The record shows the following colloquy between a juror and the truck driver: Q. What was the idea in having that cutout open ? A. Well, not having the horn on. Q. Whenever you had a car without a horn you had the cut-out open. In other words, this car had always the cut-out open % A. No, sir; but the horn was taken off * * * to be repaired, and, as I was going out with the car, I got hold of the seal and I sealed open the muffler so that it would keep open steadily. Q. Were you allowed to do that ? A. No, sir. I was taking a chance to get a summons for it, but that is only two or three dollars’ fine.”

After the main charge the defendant’s counsel asked the court to charge the jury that the defendant is not to be held negligent because the cut-out of the defendant’s automobile was open. The court refused to charge again as to that, except as charged. The record then reads:

Mr. Feltenstein: I except. The Court: I have substantially charged that, and I told you a moment ago that I disliked having the same matter that I have ruled on repeated in a different form. Mr. Feltenstein: I beg your Honor’s pardon. I asked your Honor to charge that the fact that the ordinance prohibits a cut-out being open is not to be taken into consideration by the jury against this defendant. The Court: I decline to charge that, except as already charged. Mr. Feltenstein: I except. I ask your Honor to charge the jury that if the cut*864out was open and if that was sufficient as a warning signal, then, whether the ordinance permitted or prohibited the use of an open cut-out makes no difference; the question is whether the plaintiff’s intestate heard or should have heard the approach of the truck — not the character of the noise used to apprise one of its approach. The Court: I refuse to charge further thereon except as charged. Mr. Feltenstein: I except.”

We think the defendant was entitled to the charges as requested. When the court stated in response to the first request quoted, “I have substantially charged that,” that was a misstatement, as the only charge he had made left it to the jury to say whether the violation of this ordinance was a fact which might be considered in holding the defendant liable for the accident. While a violation of an ordinance is some evidence of negligence, there can be no pretense that such negligence was in any way the cause of this accident. In fact, the violation of the ordinance was a precaution against such an accident. The defendant can only be charged with negligence that in some way contributed to the accident. It was entitled, therefore, to have the jury instructed specifically as requested, first, that the defendant was not to be held negligent because the cut-out was open; second, that the fact that the ordinance prohibits the cut-out being open was not to be taken into consideration by the jury against the defendant, and third, that if the cut-out was open and was sufficient as a warning signal, then whether the ordinance permits or prohibits it makes no difference.

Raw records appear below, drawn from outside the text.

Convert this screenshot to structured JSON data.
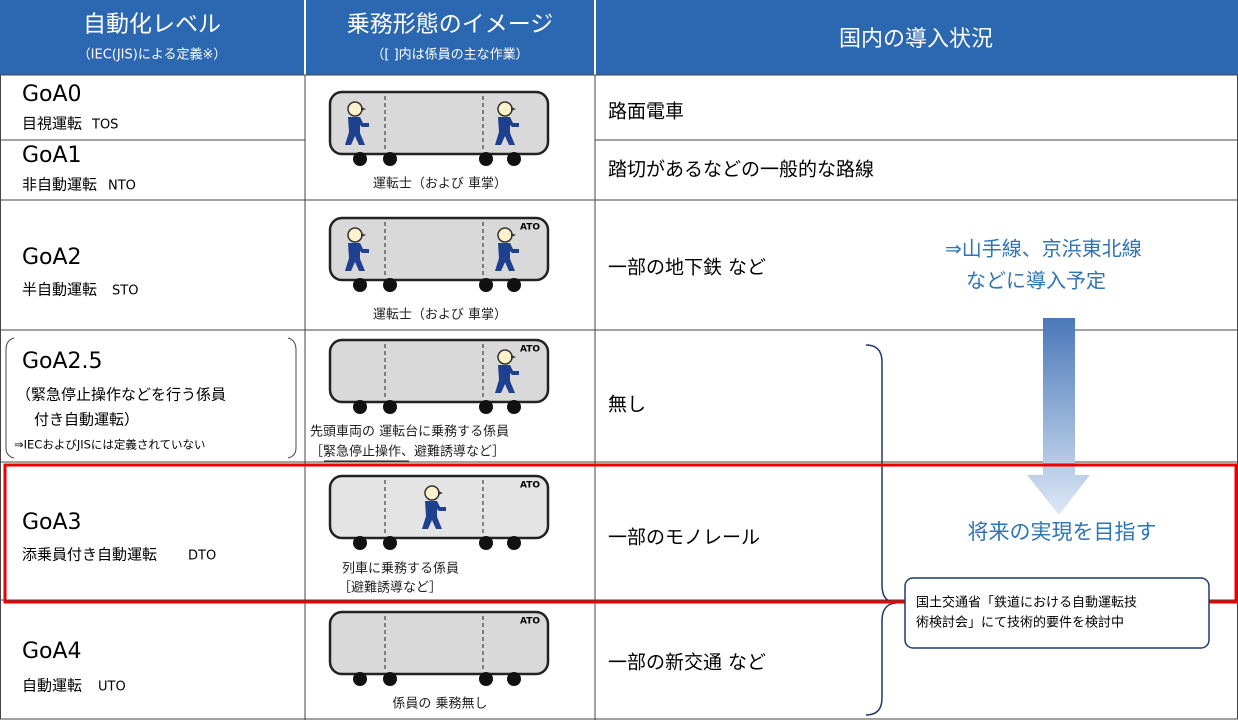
{
  "header": {
    "level": "自動化レベル",
    "level_note": "（IEC(JIS)による定義※）",
    "image": "乗務形態のイメージ",
    "image_note": "（[ ]内は係員の主な作業）",
    "status": "国内の導入状況"
  },
  "rows": [
    {
      "level": "GoA0",
      "name": "目視運転",
      "code": "TOS",
      "status": "路面電車"
    },
    {
      "level": "GoA1",
      "name": "非自動運転",
      "code": "NTO",
      "status": "踏切があるなどの一般的な路線"
    },
    {
      "level": "GoA2",
      "name": "半自動運転",
      "code": "STO",
      "status": "一部の地下鉄 など"
    },
    {
      "level": "GoA2.5",
      "name_lines": [
        "（緊急停止操作などを行う係員",
        "付き自動運転）"
      ],
      "note": "⇒IECおよびJISには定義されていない",
      "status": "無し"
    },
    {
      "level": "GoA3",
      "name": "添乗員付き自動運転",
      "code": "DTO",
      "status": "一部のモノレール"
    },
    {
      "level": "GoA4",
      "name": "自動運転",
      "code": "UTO",
      "status": "一部の新交通 など"
    }
  ],
  "images": [
    {
      "caption": [
        "運転士（および 車掌）"
      ]
    },
    {
      "caption": [
        "運転士（および 車掌）"
      ],
      "ato": "ATO"
    },
    {
      "caption": [
        "先頭車両の 運転台に乗務する係員",
        "［緊急停止操作、避難誘導など］"
      ],
      "ato": "ATO"
    },
    {
      "caption": [
        "列車に乗務する係員",
        "［避難誘導など］"
      ],
      "ato": "ATO"
    },
    {
      "caption": [
        "係員の 乗務無し"
      ],
      "ato": "ATO"
    }
  ],
  "annotations": {
    "plan": [
      "⇒山手線、京浜東北線",
      "などに導入予定"
    ],
    "future": "将来の実現を目指す",
    "note": [
      "国土交通省「鉄道における自動運転技",
      "術検討会」にて技術的要件を検討中"
    ]
  }
}
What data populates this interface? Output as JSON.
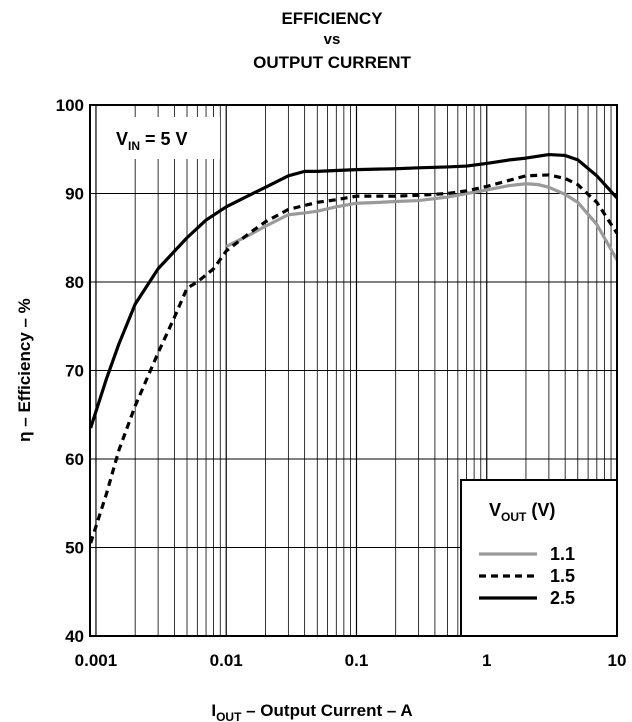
{
  "chart_data": {
    "type": "line",
    "title": {
      "line1": "EFFICIENCY",
      "line2": "vs",
      "line3": "OUTPUT CURRENT"
    },
    "xlabel": {
      "main": "I",
      "sub": "OUT",
      "rest": " – Output Current – A"
    },
    "ylabel": "η – Efficiency – %",
    "xscale": "log",
    "xlim": [
      0.0009,
      10
    ],
    "ylim": [
      40,
      100
    ],
    "xticks": [
      "0.001",
      "0.01",
      "0.1",
      "1",
      "10"
    ],
    "yticks": [
      "40",
      "50",
      "60",
      "70",
      "80",
      "90",
      "100"
    ],
    "grid": true,
    "annotation": {
      "main": "V",
      "sub": "IN",
      "rest": " = 5 V"
    },
    "legend": {
      "position": "bottom-right",
      "title": {
        "main": "V",
        "sub": "OUT",
        "rest": " (V)"
      }
    },
    "series": [
      {
        "name": "1.1",
        "color": "#9a9a9a",
        "dash": "solid",
        "points": [
          [
            0.01,
            84.0
          ],
          [
            0.015,
            85.3
          ],
          [
            0.02,
            86.3
          ],
          [
            0.03,
            87.6
          ],
          [
            0.04,
            87.8
          ],
          [
            0.05,
            88.0
          ],
          [
            0.07,
            88.5
          ],
          [
            0.1,
            88.9
          ],
          [
            0.15,
            89.0
          ],
          [
            0.2,
            89.1
          ],
          [
            0.3,
            89.2
          ],
          [
            0.5,
            89.6
          ],
          [
            0.7,
            90.0
          ],
          [
            1.0,
            90.4
          ],
          [
            1.5,
            90.9
          ],
          [
            2.0,
            91.1
          ],
          [
            2.5,
            91.0
          ],
          [
            3.0,
            90.7
          ],
          [
            4.0,
            89.9
          ],
          [
            5.0,
            89.0
          ],
          [
            7.0,
            86.5
          ],
          [
            10.0,
            82.5
          ]
        ]
      },
      {
        "name": "1.5",
        "color": "#000000",
        "dash": "dashed",
        "points": [
          [
            0.00091,
            50.5
          ],
          [
            0.0012,
            56.0
          ],
          [
            0.0015,
            61.0
          ],
          [
            0.002,
            66.0
          ],
          [
            0.003,
            72.0
          ],
          [
            0.004,
            76.0
          ],
          [
            0.005,
            79.3
          ],
          [
            0.006,
            80.0
          ],
          [
            0.008,
            81.5
          ],
          [
            0.01,
            83.5
          ],
          [
            0.015,
            85.5
          ],
          [
            0.02,
            86.8
          ],
          [
            0.03,
            88.2
          ],
          [
            0.05,
            89.0
          ],
          [
            0.07,
            89.3
          ],
          [
            0.1,
            89.7
          ],
          [
            0.2,
            89.7
          ],
          [
            0.3,
            89.8
          ],
          [
            0.5,
            90.0
          ],
          [
            0.7,
            90.3
          ],
          [
            1.0,
            90.8
          ],
          [
            1.5,
            91.5
          ],
          [
            2.0,
            92.0
          ],
          [
            3.0,
            92.1
          ],
          [
            4.0,
            91.7
          ],
          [
            5.0,
            91.0
          ],
          [
            7.0,
            89.0
          ],
          [
            10.0,
            85.5
          ]
        ]
      },
      {
        "name": "2.5",
        "color": "#000000",
        "dash": "solid",
        "points": [
          [
            0.00091,
            63.5
          ],
          [
            0.0012,
            69.0
          ],
          [
            0.0015,
            73.0
          ],
          [
            0.002,
            77.5
          ],
          [
            0.003,
            81.5
          ],
          [
            0.005,
            85.0
          ],
          [
            0.007,
            87.0
          ],
          [
            0.01,
            88.5
          ],
          [
            0.015,
            89.8
          ],
          [
            0.02,
            90.7
          ],
          [
            0.03,
            92.0
          ],
          [
            0.04,
            92.5
          ],
          [
            0.05,
            92.5
          ],
          [
            0.07,
            92.6
          ],
          [
            0.1,
            92.7
          ],
          [
            0.2,
            92.8
          ],
          [
            0.3,
            92.9
          ],
          [
            0.5,
            93.0
          ],
          [
            0.7,
            93.1
          ],
          [
            1.0,
            93.4
          ],
          [
            1.5,
            93.8
          ],
          [
            2.0,
            94.0
          ],
          [
            3.0,
            94.4
          ],
          [
            4.0,
            94.3
          ],
          [
            5.0,
            93.8
          ],
          [
            7.0,
            92.0
          ],
          [
            10.0,
            89.5
          ]
        ]
      }
    ]
  }
}
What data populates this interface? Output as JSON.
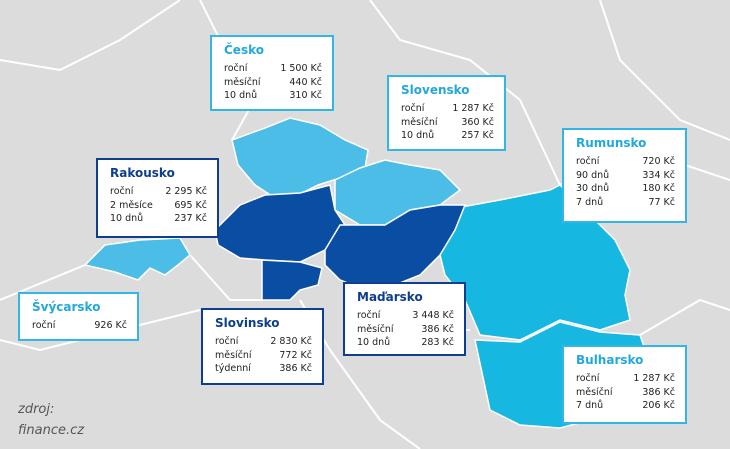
{
  "boxes": [
    {
      "title": "Česko",
      "rows": [
        [
          "roční",
          "1 500 Kč"
        ],
        [
          "měsíční",
          "440 Kč"
        ],
        [
          "10 dnů",
          "310 Kč"
        ]
      ]
    },
    {
      "title": "Slovensko",
      "rows": [
        [
          "roční",
          "1 287 Kč"
        ],
        [
          "měsíční",
          "360 Kč"
        ],
        [
          "10 dnů",
          "257 Kč"
        ]
      ]
    },
    {
      "title": "Rumunsko",
      "rows": [
        [
          "roční",
          "720 Kč"
        ],
        [
          "90 dnů",
          "334 Kč"
        ],
        [
          "30 dnů",
          "180 Kč"
        ],
        [
          "7 dnů",
          "77 Kč"
        ]
      ]
    },
    {
      "title": "Rakousko",
      "rows": [
        [
          "roční",
          "2 295 Kč"
        ],
        [
          "2 měsíce",
          "695 Kč"
        ],
        [
          "10 dnů",
          "237 Kč"
        ]
      ]
    },
    {
      "title": "Švýcarsko",
      "rows": [
        [
          "roční",
          "926 Kč"
        ]
      ]
    },
    {
      "title": "Slovinsko",
      "rows": [
        [
          "roční",
          "2 830 Kč"
        ],
        [
          "měsíční",
          "772 Kč"
        ],
        [
          "týdenní",
          "386 Kč"
        ]
      ]
    },
    {
      "title": "Maďarsko",
      "rows": [
        [
          "roční",
          "3 448 Kč"
        ],
        [
          "měsíční",
          "386 Kč"
        ],
        [
          "10 dnů",
          "283 Kč"
        ]
      ]
    },
    {
      "title": "Bulharsko",
      "rows": [
        [
          "roční",
          "1 287 Kč"
        ],
        [
          "měsíční",
          "386 Kč"
        ],
        [
          "7 dnů",
          "206 Kč"
        ]
      ]
    }
  ],
  "source": [
    "zdroj:",
    "finance.cz"
  ]
}
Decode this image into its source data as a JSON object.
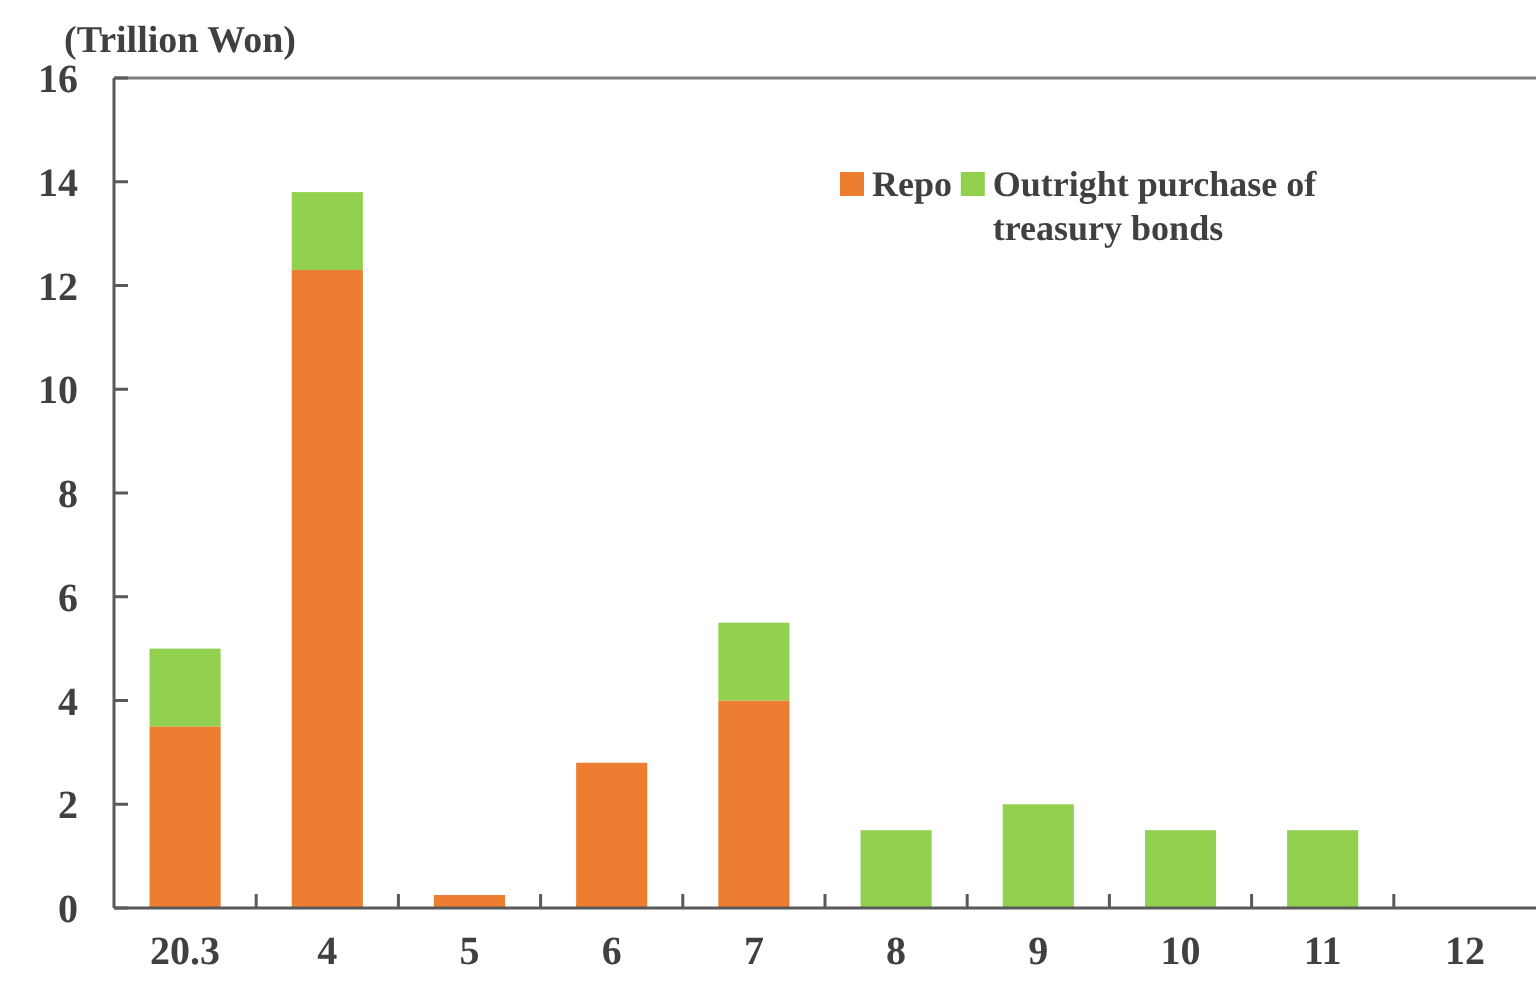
{
  "chart_data": {
    "type": "bar",
    "ylabel": "(Trillion Won)",
    "categories": [
      "20.3",
      "4",
      "5",
      "6",
      "7",
      "8",
      "9",
      "10",
      "11",
      "12"
    ],
    "stacked": true,
    "series": [
      {
        "name": "Repo",
        "color": "#ed7d31",
        "values": [
          3.5,
          12.3,
          0.25,
          2.8,
          4.0,
          null,
          null,
          null,
          null,
          null
        ]
      },
      {
        "name": "Outright purchase of treasury bonds",
        "color": "#92d050",
        "values": [
          1.5,
          1.5,
          null,
          null,
          1.5,
          1.5,
          2.0,
          1.5,
          1.5,
          null
        ]
      }
    ],
    "ylim": [
      0,
      16
    ],
    "yticks": [
      0,
      2,
      4,
      6,
      8,
      10,
      12,
      14,
      16
    ],
    "legend": "top right",
    "grid": false
  }
}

In view of the interest taken in the question by one of the jurors asking in reference thereto, it might well be that this verdict was influenced by the fact that the defendant was violating this ordinance by leaving the cut-out open.

For these errors the judgment and order should be reversed and a new trial granted, with costs to appellant to abide the event.

Clarke, P. J., McLaughlin, Scott and Page, JJ., concurred.

Judgment and order reversed and new trial ordered, with costs to appellant to abide event.